As much as the Zionist state and its lackeys in the West might deny the apartheid label, nowhere is it more obvious than in the application of Israeli “justice”. Last week, for example, troops were cleared of criminal charges in the case of Omar Assad, an 80-year-old Palestinian American who had a heart attack after being stopped at a checkpoint, dragged from his car and blindfolded by Israeli soldiers. His body was dumped and left overnight.

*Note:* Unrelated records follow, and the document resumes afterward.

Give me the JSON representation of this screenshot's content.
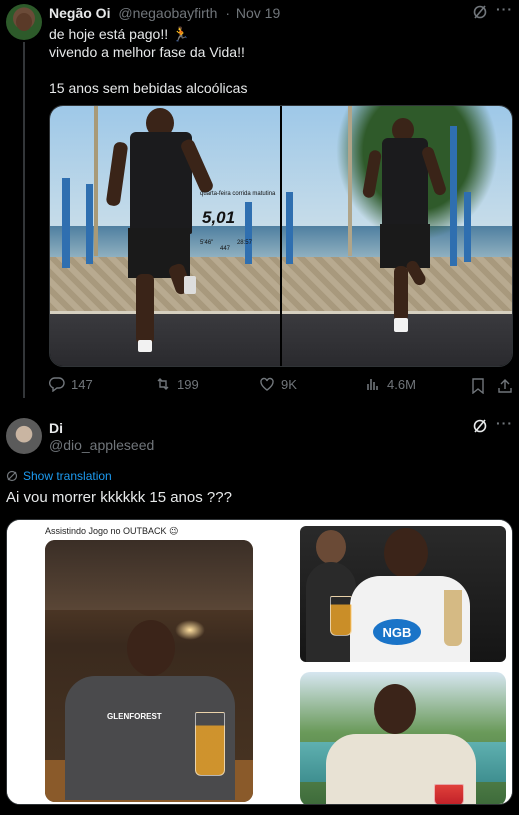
{
  "tweet1": {
    "name": "Negão Oi",
    "handle": "@negaobayfirth",
    "separator": "·",
    "date": "Nov 19",
    "text": "de hoje está pago!! 🏃\nvivendo a melhor fase da Vida!!\n\n15 anos sem bebidas alcoólicas",
    "overlay": {
      "label": "quarta-feira corrida matutina",
      "distance": "5,01",
      "pace": "5'46\"",
      "time": "28:57",
      "elev": "447"
    },
    "actions": {
      "replies": "147",
      "reposts": "199",
      "likes": "9K",
      "views": "4.6M"
    }
  },
  "tweet2": {
    "name": "Di",
    "handle": "@dio_appleseed",
    "translate": "Show translation",
    "text": "Ai vou morrer kkkkkk 15 anos ???",
    "caption_left": "Assistindo Jogo no OUTBACK 😉",
    "shirt_left": "GLENFOREST",
    "shirt_mid": "NGB"
  },
  "icons": {
    "more": "more-icon",
    "grok": "grok-icon",
    "reply": "reply-icon",
    "repost": "repost-icon",
    "like": "like-icon",
    "views": "views-icon",
    "bookmark": "bookmark-icon",
    "share": "share-icon"
  },
  "colors": {
    "background": "#000000",
    "text": "#e7e9ea",
    "muted": "#71767b",
    "link": "#1d9bf0"
  }
}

The truth is that under one per cent of soldiers accused of violence against Palestinians in the occupied West Bank and the Gaza Strip are ever charged with crimes, according to a human rights report published by Israeli NGO Yesh Din. Statistics for 2017 through to 2021 show that the so-called Israel Defence Forces faced 1,260 cases of alleged offences by Israeli soldiers against Palestinians. The data included 409 cases of Palestinians killed by Israeli troops.

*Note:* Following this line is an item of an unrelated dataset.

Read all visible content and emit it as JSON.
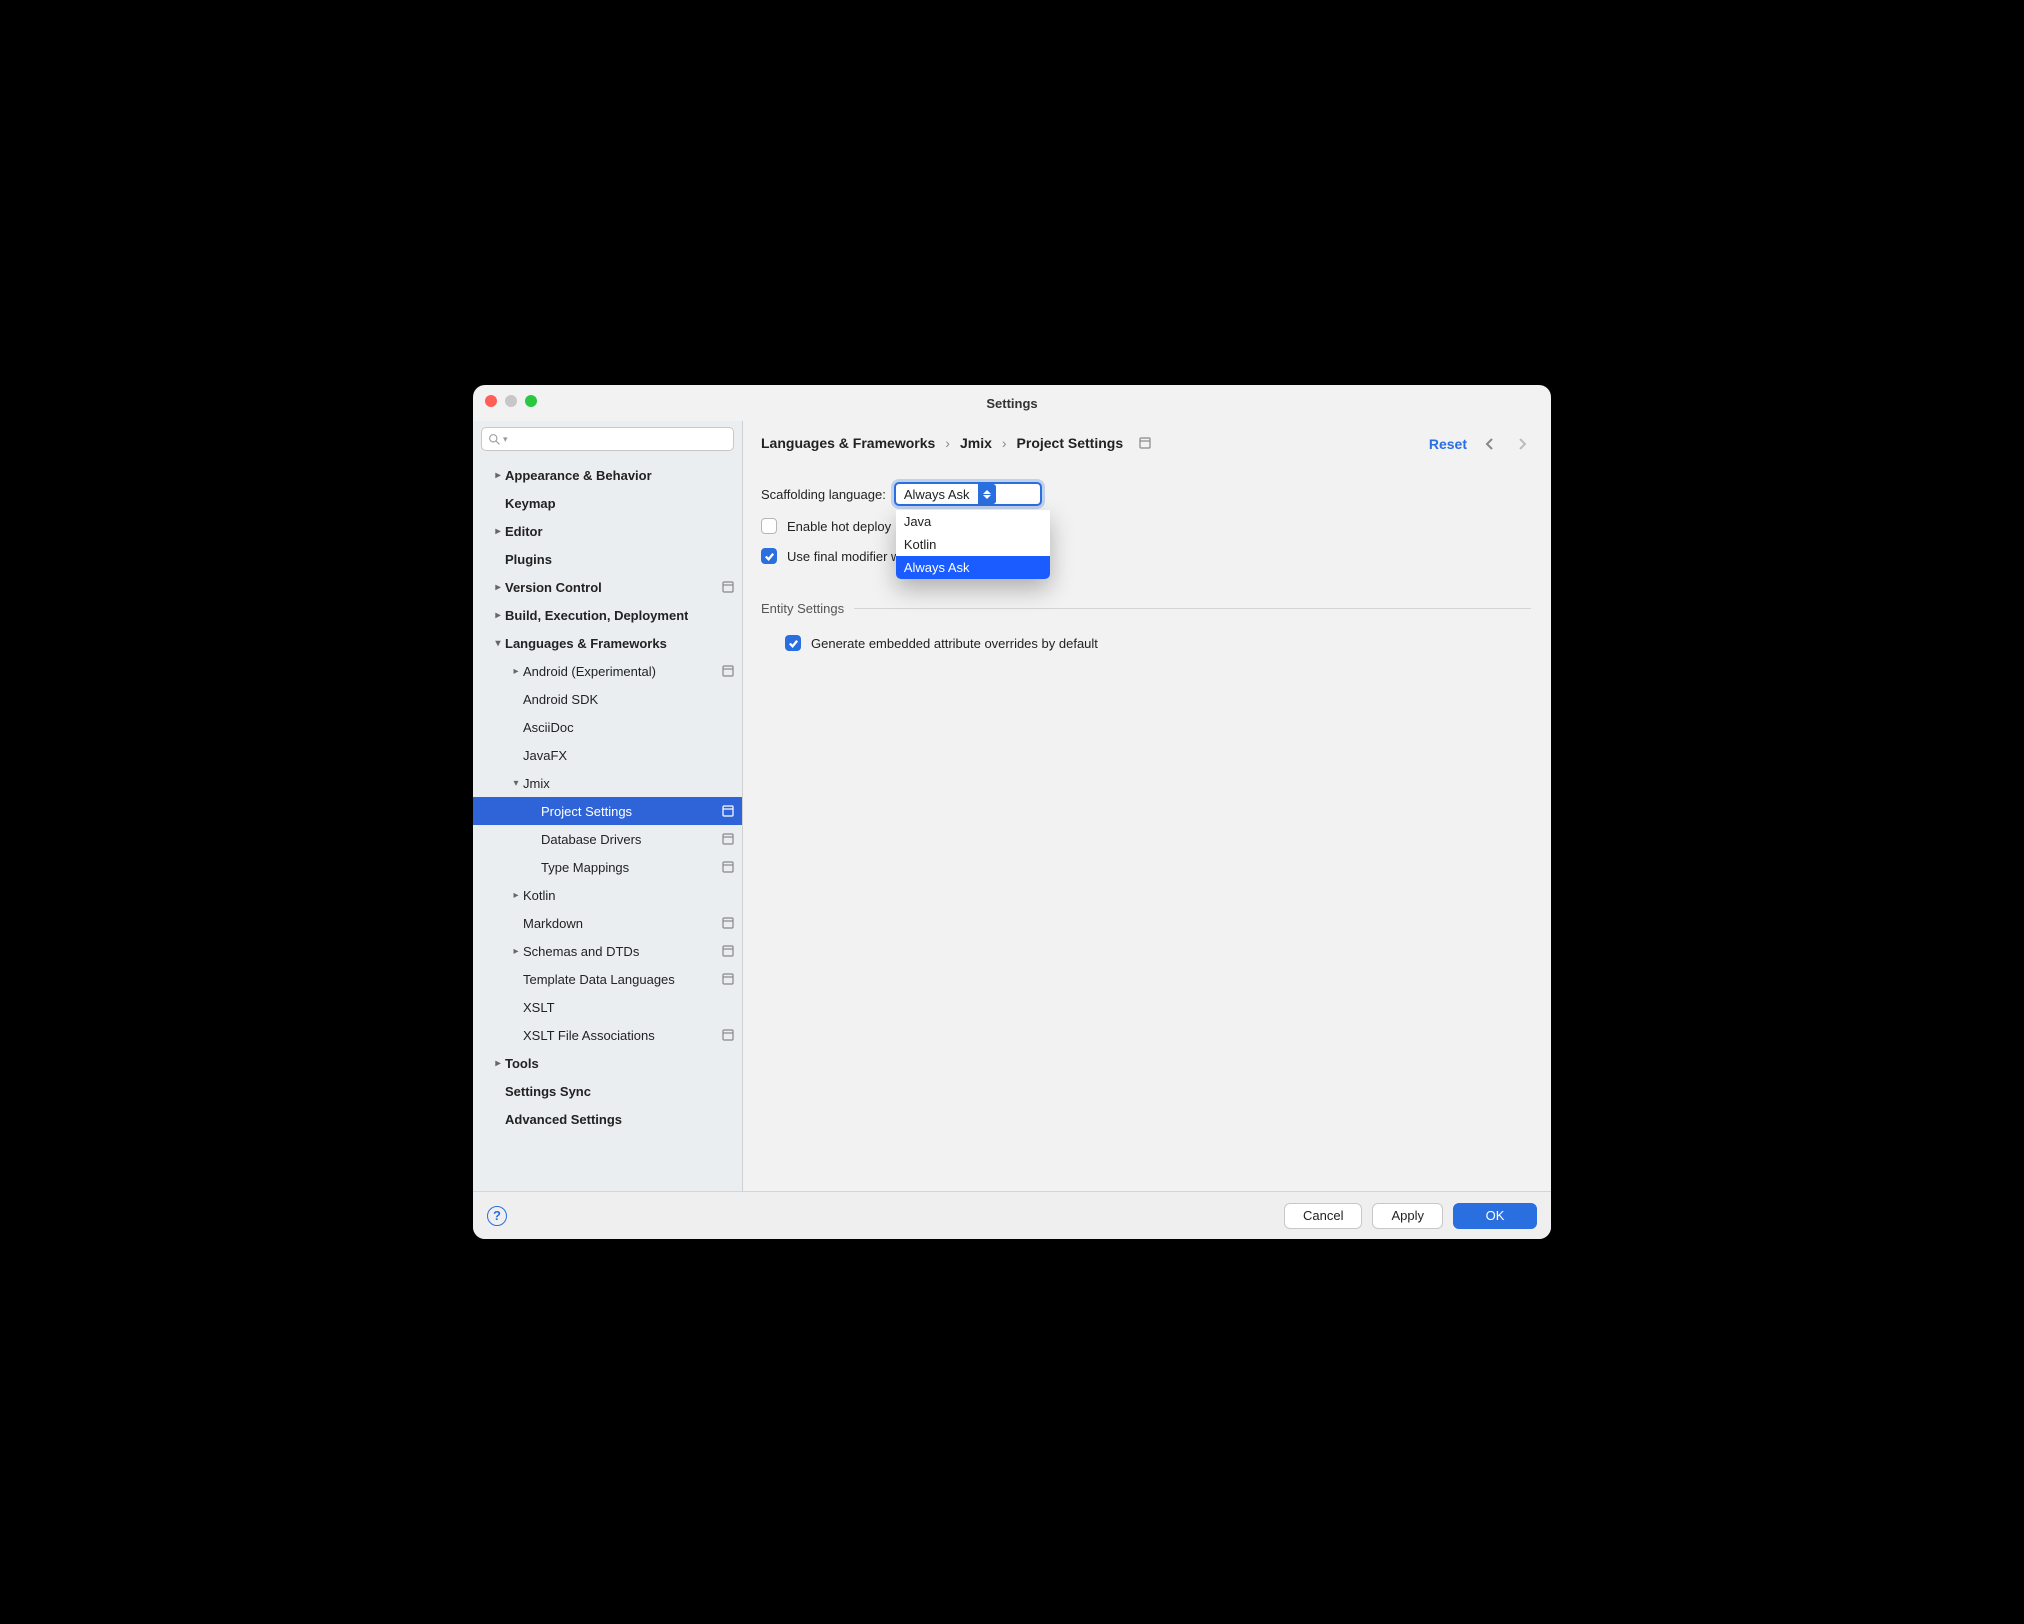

Yuli Edelstein, of the majority Likud party and chair of the Knesset Foreign Affairs and Defence Committee, has very little to say about these shameful statistics, but on seeing the video of the soldiers dissing Israel he called them a “bunch of brats” who would be “dealt with quickly and with a significant punishment.”
There is little hope, though, that Edelstein will move just as quickly over the killing of a 15-year-old schoolgirl who was shot in the head by an army sniper in Jenin on Monday and died from her wounds on Wednesday. The Palestinian Ministry of Health confirmed that Sadeel Ghassan Turkman died in hospital, taking the death toll from Israel’s military offensive in Jenin — involving an Apache attack helicopter, for goodness’ sake — to seven. The other victims were named as Ahmed Youssef Saqr, 15; Khaled Azzam Darwish, 21; Qassam Faisal Abu Sariya, 29; Qais Majdi Jabareen, 21; Ahmed Daraghmeh, 19; and Amjad Al-Jas, 48.

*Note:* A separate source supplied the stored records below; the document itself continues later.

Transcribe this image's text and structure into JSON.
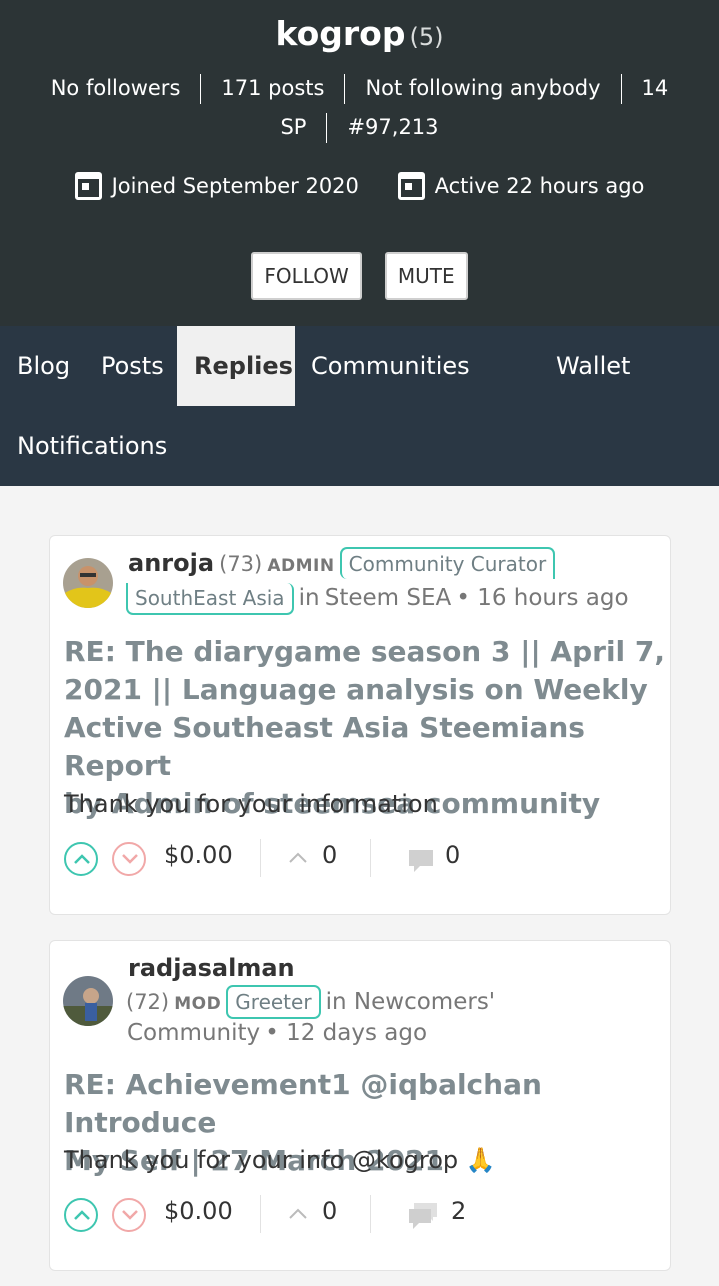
{
  "profile": {
    "name": "kogrop",
    "reputation": "(5)",
    "followers": "No followers",
    "posts": "171 posts",
    "following": "Not following anybody",
    "sp_num": "14",
    "sp_unit": "SP",
    "rank": "#97,213",
    "joined": "Joined September 2020",
    "active": "Active 22 hours ago",
    "follow_label": "FOLLOW",
    "mute_label": "MUTE"
  },
  "tabs": [
    "Blog",
    "Posts",
    "Replies",
    "Communities",
    "Wallet",
    "Notifications"
  ],
  "active_tab": "Replies",
  "colors": {
    "header_bg": "#2c3436",
    "tabs_bg": "#2a3744",
    "badge_border": "#3ec6b0",
    "downvote": "#f1a8a8"
  },
  "replies": [
    {
      "author": "anroja",
      "reputation": "(73)",
      "role": "ADMIN",
      "badge_line1": "Community Curator",
      "badge_line2": "SouthEast Asia",
      "community_prefix": "in",
      "community": "Steem SEA",
      "time": "• 16 hours ago",
      "title_lines": [
        "RE: The diarygame season 3 || April 7,",
        "2021 || Language analysis on Weekly",
        "Active Southeast Asia Steemians Report",
        "by Admin of steemsea community"
      ],
      "body": "Thank you for your information",
      "payout": "$0.00",
      "votes": "0",
      "comments": "0"
    },
    {
      "author": "radjasalman",
      "reputation": "(72)",
      "role": "MOD",
      "badge": "Greeter",
      "community_line1": "in Newcomers'",
      "community_line2": "Community",
      "time": "• 12 days ago",
      "title_lines": [
        "RE: Achievement1 @iqbalchan Introduce",
        "My Self | 27 March 2021"
      ],
      "body": "Thank you for your info @kogrop 🙏",
      "payout": "$0.00",
      "votes": "0",
      "comments": "2"
    }
  ]
}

In the Jews’ Holy Book of Exodus, the freed Israelite slaves arrived at Mount Sinai where they entered into a covenant with the Almighty. Apart from holy festivals, a system of animal sacrifice and the establishment of the priesthood, the covenant included specific provisions for human relationships, including the establishment of fair courts; protecting the vulnerable (the non-Israelite, the widow, the orphan and the poor); lending money to the needy without usury; treating waged labourers fairly; and much more.
Justice lies at the core of the covenant. It contains nothing about stealing other people’s land; or establishing an apartheid state based on racial supremacy; or imposing a brutal military occupation on other people; or giving supposedly inferior people harsher punishments than those given to Jews. It contains none of the injustices that are now routine in the Zionist state. Justice in apartheid Israel reflects the racist nature of the state. Remember that the next time you hear an army spokesperson, or extreme far-right minister, or any other apologist for Zionist Israel talk about Israeli “values”.
The views expressed in this article belong to the author and do not necessarily reflect the editorial policy of Middle East Monitor.